SafeEats

The ultimate app for individuals with dietary restrictions.

Role

UI/UX designer

Timeline

2 weeks

Tools

Figma

FigJam

Adobe Illustrator

Team

Solo

BACKGROUND & PROBLEM

Eating shouldn't feel stressful


Managing food allergies is tough enough—but trying to eat out or travel with them? As someone with multiple food allergies, eating out is honestly one of the most stressful parts of my day. Whether I’m traveling or just grabbing lunch with friends, I’m constantly worried about what’s in my food; I’m always double-checking menus, asking waiters about ingredients, and scanning food labels.


Even when restaurants try to be accommodating, there’s rarely a reliable system in place. Ingredients aren’t always listed, substitutions can be miscommunicated, and cross-contamination is a real risk. It makes something as simple as enjoying a meal feel like a calculated risk. Dining out should be social, fun, and even spontaneous. But for people with allergies, eating turns something that should be enjoyable into an overwhelming experience. How can individuals safely eat out and avoid allergens that could trigger a reaction?

SOLUTION

From constant worry to confident choices


SafeEats is a personalized app that helps people with food allergies dine out confidently. It takes the fear out of eating at restaurants by giving people with food allergies the confidence to enjoy meals without second-guessing, allowing everyone to feel safe and informed.

Custom profile


SafeEats starts with a personalized onboarding flow where users input their allergies and dietary restrictions. This ensures all recommendations and alerts are tailored to their needs.

Personalized experience


Each user receives a tailored dining experience, with restaurant recommendations based on their allergies and dietary needs. When dining with a friend, the app adjusts to accommodate both users’ restrictions.

Comprehensive restaurant details


SafeEats breaks down menu ingredients and flags allergens instantly, helping users avoid risks. Users can also view each restaurant’s safety and contamination history.

Allergen-detecting translator


The allergen-detecting translator scans labels, highlights allergens, and ensures safe dining—for different languages.

Food safety alerts


SafeEats sends real-time, location-based alerts about nearby food safety risks like contamination or hidden allergens.

DESIGN PROCESS

Designing for a lifeline, not just for an app


Understanding life with food allergies through interviews

About 11% of Americans have at least one food allergy. To better understand the daily challenges these individuals face, I surveyed 32 people who live with food allergies—focusing on how they navigate dining out, especially while traveling. The goal was to identify pain points, understand existing workarounds, and uncover opportunities to design a safer, more confident dining experience.

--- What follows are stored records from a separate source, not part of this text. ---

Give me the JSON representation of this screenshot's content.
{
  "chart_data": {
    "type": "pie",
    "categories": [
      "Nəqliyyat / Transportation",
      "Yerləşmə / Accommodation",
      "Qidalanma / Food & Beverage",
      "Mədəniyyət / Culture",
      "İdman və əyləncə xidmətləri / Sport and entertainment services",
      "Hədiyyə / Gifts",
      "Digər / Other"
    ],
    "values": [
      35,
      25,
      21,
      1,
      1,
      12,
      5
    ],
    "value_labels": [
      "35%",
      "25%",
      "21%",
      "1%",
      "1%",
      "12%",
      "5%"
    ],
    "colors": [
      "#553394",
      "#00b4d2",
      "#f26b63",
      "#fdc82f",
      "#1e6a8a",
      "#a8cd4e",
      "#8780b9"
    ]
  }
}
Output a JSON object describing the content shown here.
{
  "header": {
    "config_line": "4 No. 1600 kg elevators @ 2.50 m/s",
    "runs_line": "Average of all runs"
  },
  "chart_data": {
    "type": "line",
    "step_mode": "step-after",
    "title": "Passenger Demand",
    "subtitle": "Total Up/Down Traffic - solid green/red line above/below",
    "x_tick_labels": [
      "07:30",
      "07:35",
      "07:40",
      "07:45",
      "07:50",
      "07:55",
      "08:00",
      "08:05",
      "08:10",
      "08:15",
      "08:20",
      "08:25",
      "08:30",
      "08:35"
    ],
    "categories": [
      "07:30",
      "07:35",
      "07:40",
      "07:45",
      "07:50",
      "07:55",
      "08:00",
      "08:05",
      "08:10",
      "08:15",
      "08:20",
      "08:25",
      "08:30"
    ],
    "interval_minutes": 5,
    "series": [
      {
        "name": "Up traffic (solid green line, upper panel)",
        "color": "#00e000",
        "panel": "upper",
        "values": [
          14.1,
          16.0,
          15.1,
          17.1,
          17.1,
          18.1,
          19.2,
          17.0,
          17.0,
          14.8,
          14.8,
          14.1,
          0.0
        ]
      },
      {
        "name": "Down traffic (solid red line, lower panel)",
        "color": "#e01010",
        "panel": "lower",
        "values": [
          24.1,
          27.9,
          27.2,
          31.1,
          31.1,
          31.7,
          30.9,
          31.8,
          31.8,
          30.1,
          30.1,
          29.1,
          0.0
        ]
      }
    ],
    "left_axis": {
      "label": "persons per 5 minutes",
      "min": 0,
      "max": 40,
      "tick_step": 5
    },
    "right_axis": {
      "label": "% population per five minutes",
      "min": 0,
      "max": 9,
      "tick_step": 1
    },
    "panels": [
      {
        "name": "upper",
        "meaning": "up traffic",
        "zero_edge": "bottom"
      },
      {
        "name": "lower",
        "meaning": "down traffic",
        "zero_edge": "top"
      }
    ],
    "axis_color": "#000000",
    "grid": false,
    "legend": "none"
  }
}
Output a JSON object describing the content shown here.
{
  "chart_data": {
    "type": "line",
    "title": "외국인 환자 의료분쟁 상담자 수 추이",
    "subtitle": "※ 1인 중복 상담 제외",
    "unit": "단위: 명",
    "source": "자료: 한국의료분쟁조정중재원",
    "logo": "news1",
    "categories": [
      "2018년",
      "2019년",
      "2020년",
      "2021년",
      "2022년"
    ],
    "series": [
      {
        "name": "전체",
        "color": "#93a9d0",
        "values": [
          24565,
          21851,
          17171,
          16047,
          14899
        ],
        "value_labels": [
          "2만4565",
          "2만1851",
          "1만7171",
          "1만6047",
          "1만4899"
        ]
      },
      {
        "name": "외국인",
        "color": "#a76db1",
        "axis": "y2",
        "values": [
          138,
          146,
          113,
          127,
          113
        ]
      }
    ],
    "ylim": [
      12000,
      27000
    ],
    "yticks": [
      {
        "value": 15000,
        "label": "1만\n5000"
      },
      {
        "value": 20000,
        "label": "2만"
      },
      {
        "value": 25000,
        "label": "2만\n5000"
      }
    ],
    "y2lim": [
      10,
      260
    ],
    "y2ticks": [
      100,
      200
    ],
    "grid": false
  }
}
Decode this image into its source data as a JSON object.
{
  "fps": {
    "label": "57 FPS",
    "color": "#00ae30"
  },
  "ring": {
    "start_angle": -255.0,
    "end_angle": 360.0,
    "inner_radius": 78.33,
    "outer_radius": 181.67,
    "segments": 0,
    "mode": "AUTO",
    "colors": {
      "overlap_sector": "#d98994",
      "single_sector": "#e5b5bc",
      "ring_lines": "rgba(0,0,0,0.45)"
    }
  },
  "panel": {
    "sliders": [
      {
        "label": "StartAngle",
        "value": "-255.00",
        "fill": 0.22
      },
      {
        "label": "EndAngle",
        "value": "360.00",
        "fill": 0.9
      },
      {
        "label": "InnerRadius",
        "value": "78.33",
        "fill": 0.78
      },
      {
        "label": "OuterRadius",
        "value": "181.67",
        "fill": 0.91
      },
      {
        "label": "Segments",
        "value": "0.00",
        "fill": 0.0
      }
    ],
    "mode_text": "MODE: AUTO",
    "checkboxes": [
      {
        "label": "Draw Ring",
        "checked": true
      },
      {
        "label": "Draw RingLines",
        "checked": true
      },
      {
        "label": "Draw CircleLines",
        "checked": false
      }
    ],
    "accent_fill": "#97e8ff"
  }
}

Here are the main questions I asked them and the insights I received from their responses:

How severe are you food allergies?


5.5 average out of 10

How anxious do you feel eating out?


6.8 average out of 10

Allergic reaction while eating out?


54% said yes

What is your primary worry when traveling with food allergies?

The responses made it clear: the challenge isn’t just the allergies themselves, but the constant uncertainty around information, safety, and trust—especially in unfamiliar settings.

User needs and pain points

After interviewing and surveying users with food allergies, I identified critical user needs that informed product strategy—balancing safety requirements with the human desire for culinary exploration and social connection.

User flow

Using the information from the user survey, I brainstormed any potential ideas for the app using a user flow diagram.

From concept to structure

After defining the user flow, I moved into mid-fidelity wireframes to refine the layout, emphasizing intuitive navigation and visual clarity.

Designing for the users, not for me

My initial SafeEats designs reflected my personal allergy experiences rather than the diverse needs uncovered through user research. Through user feedback and multiple iterations, I shifted focus from my own assumptions to address the broader pain points users actually faced—like cross-contamination concerns and social dining anxiety that I hadn't fully considered.

TAKEAWAYS


  1. Precision matters when safety is involved: This project made it clear that when designing for health and safety—especially in high-stakes scenarios like food allergies—clarity and precision aren’t optional, they’re essential. Every design choice, from icon placement to text hierarchy, had to prioritize speed, accuracy, and trust.


  2. Even small UI details can affect user trust: Something as simple as emphasizing the allergen with a red outline or improving recall alert hierarchy helped users feel more confident in the product’s reliability.